Em 1934, Fernando Arens Júnior e o Cel. Joaquim Ribeiro dos Santos doaram o terreno para a construção da igreja, cuja inauguração definitiva foi feita no dia 15 de agosto de 1941, e hoje é o marco central do bairro (PMSP, 2003)

O grande crescimento populacional do bairro começou a partir da década de 1970, quando construtoras investiram em seus terrenos planos e grandes lotes de baixo custo. Isso trouxe muitos moradores para o bairro, e em 1976 com a inauguração do Shopping Ibirapuera (um dos maiores e mais antigos do país), esse crescimento se consolidou (HORTA, 2009).

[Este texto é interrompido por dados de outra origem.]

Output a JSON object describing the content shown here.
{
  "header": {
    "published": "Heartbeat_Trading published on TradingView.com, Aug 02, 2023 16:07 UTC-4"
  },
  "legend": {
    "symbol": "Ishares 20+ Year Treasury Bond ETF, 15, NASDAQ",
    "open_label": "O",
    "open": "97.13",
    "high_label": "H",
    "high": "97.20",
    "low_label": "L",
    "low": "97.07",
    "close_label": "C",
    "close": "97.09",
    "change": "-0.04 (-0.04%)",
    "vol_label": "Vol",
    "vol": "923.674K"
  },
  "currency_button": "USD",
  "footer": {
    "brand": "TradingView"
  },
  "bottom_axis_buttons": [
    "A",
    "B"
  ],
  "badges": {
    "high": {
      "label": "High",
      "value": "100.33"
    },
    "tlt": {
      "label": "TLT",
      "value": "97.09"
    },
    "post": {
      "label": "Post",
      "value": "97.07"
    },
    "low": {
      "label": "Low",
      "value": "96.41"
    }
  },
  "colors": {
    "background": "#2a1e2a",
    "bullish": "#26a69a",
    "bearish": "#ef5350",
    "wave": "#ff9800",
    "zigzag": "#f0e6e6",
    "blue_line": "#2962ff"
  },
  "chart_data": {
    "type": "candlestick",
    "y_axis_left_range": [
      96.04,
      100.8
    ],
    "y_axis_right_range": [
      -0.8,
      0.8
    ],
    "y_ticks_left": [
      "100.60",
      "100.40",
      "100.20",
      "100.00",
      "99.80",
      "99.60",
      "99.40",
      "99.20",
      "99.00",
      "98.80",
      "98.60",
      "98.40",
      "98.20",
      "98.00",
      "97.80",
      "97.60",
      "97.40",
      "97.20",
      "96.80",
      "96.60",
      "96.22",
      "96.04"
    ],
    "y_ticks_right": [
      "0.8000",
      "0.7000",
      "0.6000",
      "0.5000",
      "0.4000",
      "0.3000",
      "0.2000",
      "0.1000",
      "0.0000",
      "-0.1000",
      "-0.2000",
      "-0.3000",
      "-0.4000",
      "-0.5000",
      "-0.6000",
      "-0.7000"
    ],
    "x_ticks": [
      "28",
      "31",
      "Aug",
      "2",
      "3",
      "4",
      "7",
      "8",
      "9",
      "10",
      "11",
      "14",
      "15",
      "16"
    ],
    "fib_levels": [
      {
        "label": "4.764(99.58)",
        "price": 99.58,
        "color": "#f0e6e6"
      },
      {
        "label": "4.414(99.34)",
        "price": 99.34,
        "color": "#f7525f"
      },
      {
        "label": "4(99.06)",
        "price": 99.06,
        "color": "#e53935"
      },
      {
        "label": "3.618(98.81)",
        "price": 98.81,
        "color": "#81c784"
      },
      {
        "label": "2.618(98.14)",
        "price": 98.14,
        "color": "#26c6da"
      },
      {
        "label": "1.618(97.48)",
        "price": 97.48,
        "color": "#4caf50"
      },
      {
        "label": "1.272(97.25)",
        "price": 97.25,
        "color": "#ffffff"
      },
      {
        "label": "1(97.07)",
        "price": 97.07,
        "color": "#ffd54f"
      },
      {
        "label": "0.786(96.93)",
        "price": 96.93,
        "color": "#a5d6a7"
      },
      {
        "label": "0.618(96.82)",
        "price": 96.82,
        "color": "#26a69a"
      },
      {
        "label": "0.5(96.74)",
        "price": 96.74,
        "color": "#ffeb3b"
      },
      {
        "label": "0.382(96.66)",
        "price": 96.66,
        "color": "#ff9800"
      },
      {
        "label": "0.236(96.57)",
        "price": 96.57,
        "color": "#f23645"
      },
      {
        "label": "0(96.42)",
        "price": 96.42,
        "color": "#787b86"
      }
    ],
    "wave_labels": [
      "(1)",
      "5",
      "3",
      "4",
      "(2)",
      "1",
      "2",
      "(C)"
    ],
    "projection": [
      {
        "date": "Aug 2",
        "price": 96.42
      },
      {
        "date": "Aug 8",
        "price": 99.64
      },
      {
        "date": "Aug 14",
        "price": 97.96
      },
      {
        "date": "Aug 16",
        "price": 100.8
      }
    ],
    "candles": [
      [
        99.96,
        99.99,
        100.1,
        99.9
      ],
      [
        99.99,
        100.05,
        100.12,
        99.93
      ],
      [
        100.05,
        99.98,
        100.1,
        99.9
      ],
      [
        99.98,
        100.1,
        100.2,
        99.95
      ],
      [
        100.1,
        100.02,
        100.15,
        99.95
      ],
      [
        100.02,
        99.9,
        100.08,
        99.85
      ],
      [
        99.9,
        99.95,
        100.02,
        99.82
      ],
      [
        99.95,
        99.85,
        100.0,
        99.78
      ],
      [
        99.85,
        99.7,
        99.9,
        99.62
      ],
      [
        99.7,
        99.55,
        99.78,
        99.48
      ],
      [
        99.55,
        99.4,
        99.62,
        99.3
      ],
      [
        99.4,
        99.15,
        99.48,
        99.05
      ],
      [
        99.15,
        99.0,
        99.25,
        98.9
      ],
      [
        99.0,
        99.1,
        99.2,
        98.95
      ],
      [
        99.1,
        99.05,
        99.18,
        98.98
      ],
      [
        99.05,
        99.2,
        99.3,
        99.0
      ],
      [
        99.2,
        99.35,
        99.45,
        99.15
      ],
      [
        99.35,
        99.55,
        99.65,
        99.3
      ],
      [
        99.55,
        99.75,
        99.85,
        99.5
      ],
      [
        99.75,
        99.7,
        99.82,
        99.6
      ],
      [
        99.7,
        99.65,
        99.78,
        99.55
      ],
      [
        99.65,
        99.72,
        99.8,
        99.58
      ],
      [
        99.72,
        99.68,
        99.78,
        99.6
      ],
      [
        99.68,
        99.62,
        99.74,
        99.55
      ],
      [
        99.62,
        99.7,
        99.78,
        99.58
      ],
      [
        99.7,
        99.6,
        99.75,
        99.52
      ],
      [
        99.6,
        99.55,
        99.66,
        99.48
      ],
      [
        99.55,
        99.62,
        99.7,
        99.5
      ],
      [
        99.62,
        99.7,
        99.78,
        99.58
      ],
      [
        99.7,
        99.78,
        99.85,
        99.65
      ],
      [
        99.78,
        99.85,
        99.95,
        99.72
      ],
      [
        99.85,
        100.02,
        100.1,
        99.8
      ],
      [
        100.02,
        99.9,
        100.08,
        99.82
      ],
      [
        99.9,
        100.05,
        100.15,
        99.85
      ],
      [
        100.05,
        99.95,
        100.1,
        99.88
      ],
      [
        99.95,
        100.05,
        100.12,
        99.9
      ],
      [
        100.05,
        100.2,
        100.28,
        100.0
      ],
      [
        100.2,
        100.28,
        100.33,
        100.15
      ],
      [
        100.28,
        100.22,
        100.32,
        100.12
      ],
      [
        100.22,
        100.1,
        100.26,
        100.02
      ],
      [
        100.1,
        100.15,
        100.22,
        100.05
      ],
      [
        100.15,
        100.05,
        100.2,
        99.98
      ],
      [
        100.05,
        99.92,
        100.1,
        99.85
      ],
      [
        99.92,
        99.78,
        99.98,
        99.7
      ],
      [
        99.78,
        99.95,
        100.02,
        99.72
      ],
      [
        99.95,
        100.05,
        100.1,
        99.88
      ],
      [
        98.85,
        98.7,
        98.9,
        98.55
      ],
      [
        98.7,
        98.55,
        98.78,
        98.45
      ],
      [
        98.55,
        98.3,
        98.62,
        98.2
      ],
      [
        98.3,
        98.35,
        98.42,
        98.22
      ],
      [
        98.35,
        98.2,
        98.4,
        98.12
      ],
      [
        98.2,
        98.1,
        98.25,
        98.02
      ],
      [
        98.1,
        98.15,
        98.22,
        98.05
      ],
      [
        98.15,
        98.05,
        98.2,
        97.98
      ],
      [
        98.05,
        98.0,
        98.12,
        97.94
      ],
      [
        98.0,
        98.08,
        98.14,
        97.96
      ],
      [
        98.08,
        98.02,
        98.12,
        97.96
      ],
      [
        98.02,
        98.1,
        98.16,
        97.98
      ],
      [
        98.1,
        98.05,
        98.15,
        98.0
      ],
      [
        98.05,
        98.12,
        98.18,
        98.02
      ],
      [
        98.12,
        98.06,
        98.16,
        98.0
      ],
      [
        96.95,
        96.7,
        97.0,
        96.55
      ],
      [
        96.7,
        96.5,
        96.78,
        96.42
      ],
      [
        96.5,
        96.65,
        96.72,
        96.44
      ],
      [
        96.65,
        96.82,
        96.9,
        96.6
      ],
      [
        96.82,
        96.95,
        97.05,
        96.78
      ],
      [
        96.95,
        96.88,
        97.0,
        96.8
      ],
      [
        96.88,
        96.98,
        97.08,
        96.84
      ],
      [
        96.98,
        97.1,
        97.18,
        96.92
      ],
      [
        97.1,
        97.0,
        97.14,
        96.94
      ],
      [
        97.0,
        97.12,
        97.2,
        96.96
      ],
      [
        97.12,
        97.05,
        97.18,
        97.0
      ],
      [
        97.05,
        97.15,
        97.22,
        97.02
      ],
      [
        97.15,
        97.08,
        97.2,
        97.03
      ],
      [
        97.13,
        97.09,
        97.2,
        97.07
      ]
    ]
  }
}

O bairro que todos chamavam de Moema, oficialmente se denominava Indianópolis, até 15 de Outubro de 1987, quando o Prefeito Jânio da Silva Quadros assinou o decreto 24.764, que oficializou o nome pelo qual é conhecido. Esse decreto foi regulamentado pela Lei 10.932 assinada em 15 de Janeiro de 1991 pela Prefeita Luiza Erundina de Sousa, e hoje o bairro de Moema é um distrito que pertence a subprefeitura de Vila Mariana (HORTA, 2009 e SANTOS, 2009)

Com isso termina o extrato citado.